It was a terrible day for Chinese stocks on Monday due to concerns over the potential negative economic impact of the Wuhan coronavirus. The iShares FTSE/Xinhua China 25 Index (NYSE: FXI) dropped 4.2% and had the attention of at least one large option trader.
On Monday, Benzinga Pro subscribers received two option alerts related to unusually large trades of FXI ETF options.
- One trader sold 1,289 FXI ETF call options with a $43 strike price expiring on March 20 near the bid price at 49.1 cents. The trade represented a bearish bet worth $63,289.
- Another trader bought 785 FXI ETF call options with a $44 strike price expiring on March 20 near the ask price at 32.1 cents. The trade represented a $41,376 bullish bet.
Why It's Important
Even traders who stick exclusively to stocks often monitor option market activity closely for unusually large trades. Given the relative complexity of the options market, large options traders are typically considered to be more sophisticated than the average stock trader.
Many of these large options traders are wealthy individuals or institutions who may have unique information or theses related to the underlying stock.
Unfortunately, stock traders often use the options market to hedge against their larger stock positions, and there’s no surefire way to determine if an options trade is a standalone position or a hedge.
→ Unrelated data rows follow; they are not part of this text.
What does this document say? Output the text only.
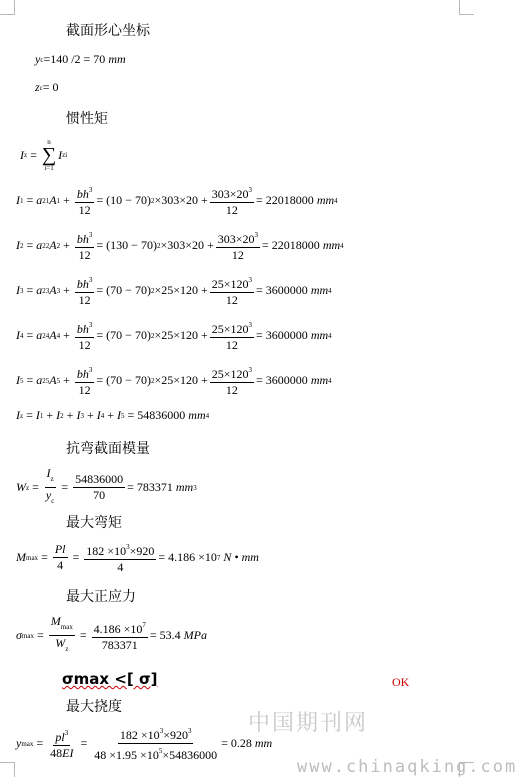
截面形心坐标
y c =140 /2 = 70
mm
z c = 0
惯性矩
I z =
n
∑
i=1
I zi
I 1 = a 2 1 A $1 + \frac{bh^3}{12} = (10 - 70)$ $2 \times 303\times 20 + \frac{303\times 20^3}{12} = 22018000$
mm 4
I 2 = a 2 2 A $2 + \frac{bh^3}{12} = (130 - 70)$ $2 \times 303\times 20 + \frac{303\times 20^3}{12} = 22018000$
mm 4
I 3 = a 2 3 A $3 + \frac{bh^3}{12} = (70 - 70)$ $2 \times 25\times 120 + \frac{25\times 120^3}{12} = 3600000$
mm 4
I 4 = a 2 4 A $4 + \frac{bh^3}{12} = (70 - 70)$ $2 \times 25\times 120 + \frac{25\times 120^3}{12} = 3600000$
mm 4
I 5 = a 2 5 A $5 + \frac{bh^3}{12} = (70 - 70)$ $2 \times 25\times 120 + \frac{25\times 120^3}{12} = 3600000$
mm 4
I z = I 1 + I 2 + I 3 + I 4 + I 5
= 54836000
mm 4
抗弯截面模量
W $z = \frac{I_z}{y_c} = \frac{54836000}{70} = 783371$
mm 3
最大弯矩
M $\max = \frac{Pl}{4} = \frac{182 \times 10^3\times 920}{4} = 4.186 \times 10$ 7
N • mm
最大正应力
σ $\max = \frac{M_{max}}{W_z} = \frac{4.186 \times 10^7}{783371} = 53.4$
MPa
σmax <[ σ]	OK
最大挠度
y $\max = \frac{pl^3}{48EI} = \frac{182 \times 10^3\times 920^3}{48 \times 1.95 \times 10^5\times 54836000} = 0.28$
mm
中国期刊网
www.chinaqking.com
In this case, given the relatively modest size of the two FXI ETF trades by institutional standards, they are unlikely to be hedges.
More China Volatility Ahead?
The Wuhan coronavirus spooked the markets again due to new reports that the disease could be more contagious than initially expected.
This is not the first time a Chinese coronavirus scare has rattled the markets. The Wuhan virus is very similar to the coronavirus that caused the 2002 and 2003 outbreak of SARS in China. Bank of America analyst Shaun Kelley compared Wuhan to SARS.
“What is known about the disease, its curability and how it spreads is still limited but as we learn more, the virus appears to be more difficult to combat than expected, esp. as it may be contagious during its incubation period (unlike SARS),” Kelley wrote in a note.
Chart courtesy of Trading View.
During the peak of the SARS scare from December 2002 to April 2003, the S&P 500 dropped 8.3% and stocks related to discretionary spending and emerging markets (particularly China) underperformed.
The silver lining is that over the next six months after the scare, the S&P 500 more than made up for its losses, gaining 18.6%.
The general consensus among market experts is that the Wuhan sell-off will eventually be a buying opportunity, but timing the dip may be difficult. The good news for long-term investors is that the mortality rate of the Wuhan virus is under 3% up to this point compared to a more than 9% mortality rate for SARS.